Background: Despite widely use of recombinant factor VIIa (rFVIIa) for bleeding in patients without haemophilia, its efficiency and safety remain unclear. Therefore, we carried out a meta-analysis on this topic.
Methods: We searched Cochrane Library, Web of Science, PubMed and Embase, from January 2008 to July 2019 for randomized controlled trials on the topic. The results of this work are synthesized and reported in accordance with the PRISMA statement.

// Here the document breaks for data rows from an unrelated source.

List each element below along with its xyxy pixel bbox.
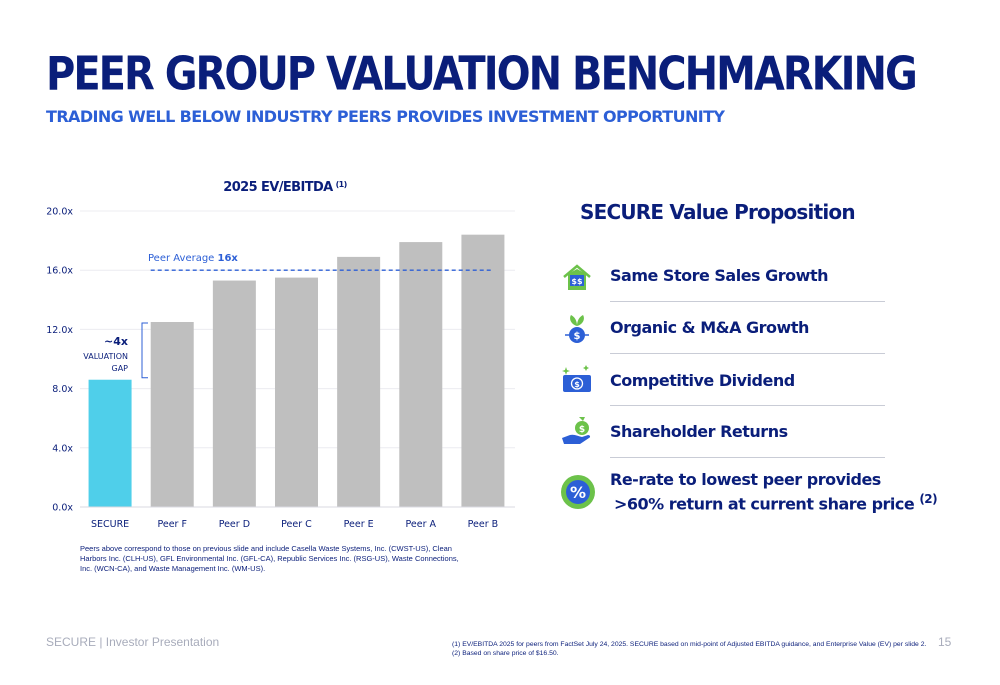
bar-peer-b bbox=[461, 234, 505, 507]
bar-peer-e bbox=[337, 256, 381, 507]
x-tick-label: Peer C bbox=[281, 519, 312, 530]
vp-label-rerate: Re-rate to lowest peer provides >60% ret… bbox=[610, 470, 938, 514]
y-tick-label: 8.0x bbox=[52, 384, 73, 395]
bar-peer-d bbox=[212, 280, 256, 507]
svg-text:$: $ bbox=[579, 425, 585, 435]
x-tick-label: Peer D bbox=[219, 519, 250, 530]
vp-label-shareholder: Shareholder Returns bbox=[610, 422, 788, 441]
value-proposition-title: SECURE Value Proposition bbox=[580, 200, 856, 224]
svg-text:$$: $$ bbox=[571, 277, 583, 286]
svg-text:$: $ bbox=[574, 331, 581, 342]
banknote-icon: $ bbox=[562, 365, 591, 392]
rerate-footnote: (2) bbox=[919, 492, 938, 506]
y-tick-label: 4.0x bbox=[52, 443, 73, 454]
vp-label-dividend: Competitive Dividend bbox=[610, 371, 795, 390]
gap-label-line1: VALUATION bbox=[83, 352, 128, 361]
divider bbox=[610, 353, 885, 354]
footer-brand: SECURE | Investor Presentation bbox=[46, 635, 220, 649]
divider bbox=[610, 301, 885, 302]
svg-text:$: $ bbox=[574, 380, 580, 389]
peer-average-label: Peer Average 16x bbox=[148, 253, 238, 264]
svg-text:%: % bbox=[570, 483, 586, 502]
x-tick-label: Peer F bbox=[157, 519, 186, 530]
footer-note-1: (1) EV/EBITDA 2025 for peers from FactSe… bbox=[452, 641, 927, 648]
bar-peer-f bbox=[150, 322, 194, 507]
page-subtitle: TRADING WELL BELOW INDUSTRY PEERS PROVID… bbox=[46, 107, 725, 126]
vp-label-organic: Organic & M&A Growth bbox=[610, 318, 809, 337]
house-dollar-icon: $$ bbox=[563, 264, 591, 290]
rerate-line2: >60% return at current share price (2) bbox=[614, 492, 938, 514]
hand-moneybag-icon: $ bbox=[562, 417, 591, 444]
ev-ebitda-chart: 2025 EV/EBITDA (1) 0.0x 4.0x 8.0x 12.0x 16.0x… bbox=[46, 180, 515, 530]
y-tick-label: 12.0x bbox=[46, 325, 73, 336]
vp-label-same-store: Same Store Sales Growth bbox=[610, 266, 828, 285]
page-number: 15 bbox=[938, 635, 952, 649]
y-tick-label: 20.0x bbox=[46, 207, 73, 218]
bars bbox=[88, 234, 505, 507]
bar-peer-c bbox=[275, 277, 318, 507]
gap-value: ~4x bbox=[104, 335, 128, 348]
divider bbox=[610, 405, 885, 406]
x-tick-label: Peer A bbox=[406, 519, 437, 530]
valuation-gap-bracket bbox=[141, 322, 148, 379]
chart-title: 2025 EV/EBITDA (1) bbox=[223, 180, 346, 195]
bar-peer-a bbox=[399, 242, 443, 507]
x-tick-label: Peer E bbox=[344, 519, 374, 530]
bar-secure bbox=[88, 379, 132, 507]
gap-label-line2: GAP bbox=[112, 364, 129, 373]
page-title: PEER GROUP VALUATION BENCHMARKING bbox=[46, 48, 918, 101]
y-tick-label: 16.0x bbox=[46, 266, 73, 277]
chart-footnote: Peers above correspond to those on previ… bbox=[80, 544, 459, 573]
percent-badge-icon: % bbox=[561, 475, 595, 509]
x-axis-labels: SECURE Peer F Peer D Peer C Peer E Peer A Peer… bbox=[91, 519, 498, 530]
plant-dollar-icon: $ bbox=[565, 315, 589, 343]
footer-note-2: (2) Based on share price of $16.50. bbox=[452, 650, 559, 657]
rerate-line1: Re-rate to lowest peer provides bbox=[610, 470, 881, 489]
footer-notes: (1) EV/EBITDA 2025 for peers from FactSe… bbox=[452, 640, 926, 658]
x-tick-label: Peer B bbox=[468, 519, 499, 530]
y-tick-label: 0.0x bbox=[52, 503, 73, 514]
y-axis-ticks: 0.0x 4.0x 8.0x 12.0x 16.0x 20.0x bbox=[46, 207, 73, 514]
x-tick-label: SECURE bbox=[91, 519, 129, 530]
divider bbox=[610, 457, 885, 458]
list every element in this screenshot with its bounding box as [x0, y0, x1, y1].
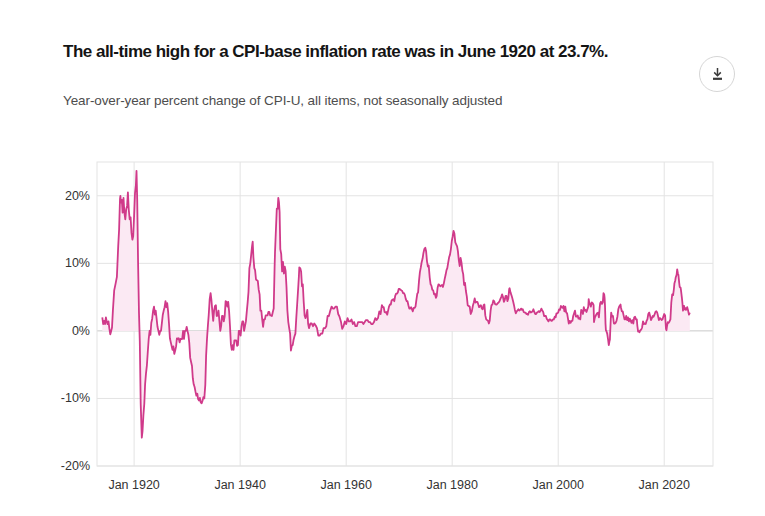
chart-card: The all-time high for a CPI-base inflati…	[0, 0, 765, 516]
inflation-chart[interactable]	[0, 0, 765, 516]
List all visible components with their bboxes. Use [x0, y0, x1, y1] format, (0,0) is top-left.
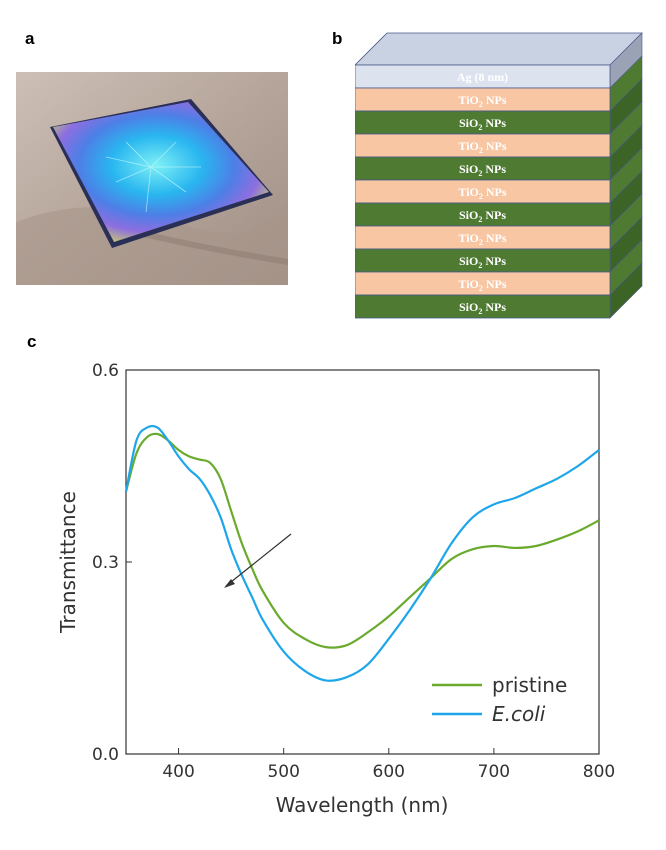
layer-label: SiO2 NPs: [459, 254, 506, 270]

Results: Twelve trials met our inclusion criteria. rFVIIa over 200ug/kg reduced red blood cell (RBC) transfusions within 24 h by 232.34ml (95% confidence interval [CI]; -410.31 to -54.37). rFVIIa did not significantly reduce 30-day mortality (relative risk [RR], 1.00; 95%CI, 0.82-1.21), total thromboembolic events (RR, 1.13; 95%CI, 0.94-1.36), myocardial infarction (RR, 1.37; 95%CI, 0.92-2.05), deep vein thrombosis (RR, 0.83; 95%CI, 0.52–1.33), ICU staying (RR, 0.40; 95%CI, -1.28 to 2.07) and number of patients transfused RBC (RR, 0.94; 95%CI, 0.83-1.08). However, rFVIIa may increase the incidence of arterial thrombotic events (RR, 1.38; 95%CI, 1.08–1.77).
Conclusion: rFVIIa over 200ug/kg reduced RBC transfusions for bleeding in patients without haemophilia. However, it may increase the risk of arterial thrombotic events.